The universe of the Game of Life is an infinite, two-dimensional orthogonal grid of square cells, each of which is in one of two possible states, live or dead (or populated and unpopulated, respectively). Every cell interacts with its eight neighbours, which are the cells that are horizontally, vertically, or diagonally adjacent. At each step in time, the following transitions occur:

- Any live cell with fewer than two live neighbours dies, as if by underpopulation.
- Any live cell with two or three live neighbours lives on to the next generation.
- Any live cell with more than three live neighbours dies, as if by overpopulation.
- Any dead cell with exactly three live neighbours becomes a live cell, as if by reproduction.

The initial pattern constitutes the seed of the system. The first generation is created by applying the above rules simultaneously to every cell in the seed, live or dead; births and deaths occur simultaneously, and the discrete moment at which this happens is sometimes called a tick. Each generation is a pure function of the preceding one. The rules continue to be applied repeatedly to create further generations.

Check [[**the Wiki papge**](https://www.wikiwand.com/en/Conway%27s_Game_of_Life)] for more information)

In [None]:
%%time

# define the parameters
T, M, N = 60, 50, 100
mat = np.zeros((T,M,N))

# YOUR CODE HERE, fill the 3D matrix mat

# animate the generations layer by layer
animate_3d_mat(mat,0.1)

Challenge yourself to explore additional initial states that enable the Game of Life to run infinitely.

## <a id='toc5_4_'></a>[Task 4: The magic square](#toc0_)

[Top](#top)

A square matrix with positive integers between `1 - N` is a magic square if the sums of the numbers in each row, each column, and both main diagonals are the same. For example, the `3x3` magic square shown below has the sum of 15 for each row, column, and two diagonals. The size sometime is called its `order`.

```python
    2 7 6
    9 5 1
    3 4 8
```

The concept of the 3x3 magic square traces back to ancient China, as early as 650 BCE, documented in the legend of the ***Lo Shu*** (洛书) or the "***scroll of the river Lo***". Legend has it that during an ancient flood in China, King Yu endeavoured to divert the water. During this time, a turtle emerged from the floodwaters, bearing an intriguing pattern on its shell: a 3×3 grid with circular dots of numbers. The arrangement was such that the sum of numbers in each row, column, and diagonal equalled the magical number 15, as shown below.


![Luo Shu](https://upload.wikimedia.org/wikipedia/commons/e/e2/Magic_square_Lo_Shu.png)

Chinese mathematicians were familiar with the third-order magic square as early as 190 BCE. This marks the earliest recorded instance of a magic square in human history.

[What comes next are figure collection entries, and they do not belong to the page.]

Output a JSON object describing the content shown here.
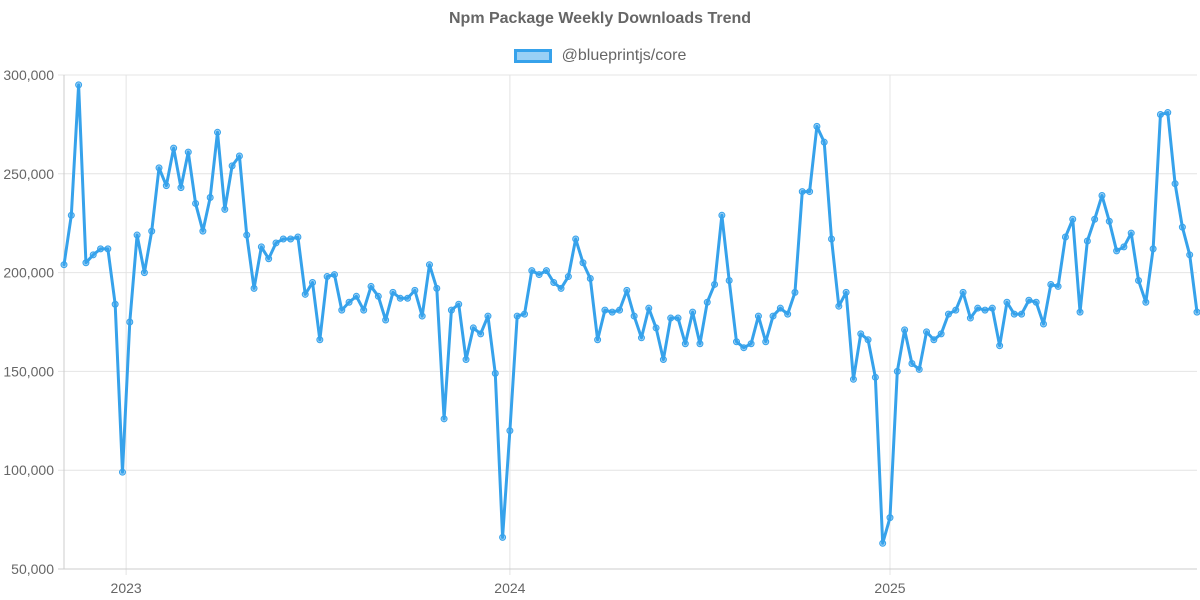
{
  "chart_data": {
    "type": "line",
    "title": "Npm Package Weekly Downloads Trend",
    "xlabel": "",
    "ylabel": "",
    "ylim": [
      50000,
      300000
    ],
    "y_ticks": [
      300000,
      250000,
      200000,
      150000,
      100000,
      50000
    ],
    "y_tick_labels": [
      "300,000",
      "250,000",
      "200,000",
      "150,000",
      "100,000",
      "50,000"
    ],
    "x_ticks": [
      {
        "label": "2023",
        "week": 8.5
      },
      {
        "label": "2024",
        "week": 61
      },
      {
        "label": "2025",
        "week": 113
      }
    ],
    "grid": true,
    "legend": "top-center",
    "color": "#36a2eb",
    "series": [
      {
        "name": "@blueprintjs/core",
        "values": [
          204000,
          229000,
          295000,
          205000,
          209000,
          212000,
          212000,
          184000,
          99000,
          175000,
          219000,
          200000,
          221000,
          253000,
          244000,
          263000,
          243000,
          261000,
          235000,
          221000,
          238000,
          271000,
          232000,
          254000,
          259000,
          219000,
          192000,
          213000,
          207000,
          215000,
          217000,
          217000,
          218000,
          189000,
          195000,
          166000,
          198000,
          199000,
          181000,
          185000,
          188000,
          181000,
          193000,
          188000,
          176000,
          190000,
          187000,
          187000,
          191000,
          178000,
          204000,
          192000,
          126000,
          181000,
          184000,
          156000,
          172000,
          169000,
          178000,
          149000,
          66000,
          120000,
          178000,
          179000,
          201000,
          199000,
          201000,
          195000,
          192000,
          198000,
          217000,
          205000,
          197000,
          166000,
          181000,
          180000,
          181000,
          191000,
          178000,
          167000,
          182000,
          172000,
          156000,
          177000,
          177000,
          164000,
          180000,
          164000,
          185000,
          194000,
          229000,
          196000,
          165000,
          162000,
          164000,
          178000,
          165000,
          178000,
          182000,
          179000,
          190000,
          241000,
          241000,
          274000,
          266000,
          217000,
          183000,
          190000,
          146000,
          169000,
          166000,
          147000,
          63000,
          76000,
          150000,
          171000,
          154000,
          151000,
          170000,
          166000,
          169000,
          179000,
          181000,
          190000,
          177000,
          182000,
          181000,
          182000,
          163000,
          185000,
          179000,
          179000,
          186000,
          185000,
          174000,
          194000,
          193000,
          218000,
          227000,
          180000,
          216000,
          227000,
          239000,
          226000,
          211000,
          213000,
          220000,
          196000,
          185000,
          212000,
          280000,
          281000,
          245000,
          223000,
          209000,
          180000
        ]
      }
    ]
  }
}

Create a function that returns the magic square of given size `N`. The `sum` or the *magic number* `M` can be calculated using the equation: 

```latex
M = n(n^2+1)/2
```

In [None]:
%%time 

def magic_square(n):
    ''' generate a magic square of size n with magic number n(n^2+1)/2
        return empty matrix if n < 2 
    '''

    # YOUR CODE HERE
    
    return np.array([[2,7,6],[9,5,1],[3,4,8]])

# show the magic square
N = 3
m = magic_square(N)
print_data(m)

## Task 5: Plotting the Monte Carlo `pi`

[Top](#top)

Using `matplotlib` to simulate the calculation of `pi` using Monte Carlo method. This is a very simple mathematical process so you can focus on the plotting capabilities of `matplotlib`. 

![Monte Carlo Calculation of PI](https://upload.wikimedia.org/wikipedia/commons/thumb/d/d4/Pi_monte_carlo_all.gif/406px-Pi_monte_carlo_all.gif)

In [None]:
%%time

# YOUR CODE HERE

# <a id='toc6_'></a>[Note](#toc0_)

No submission is required for this workshop.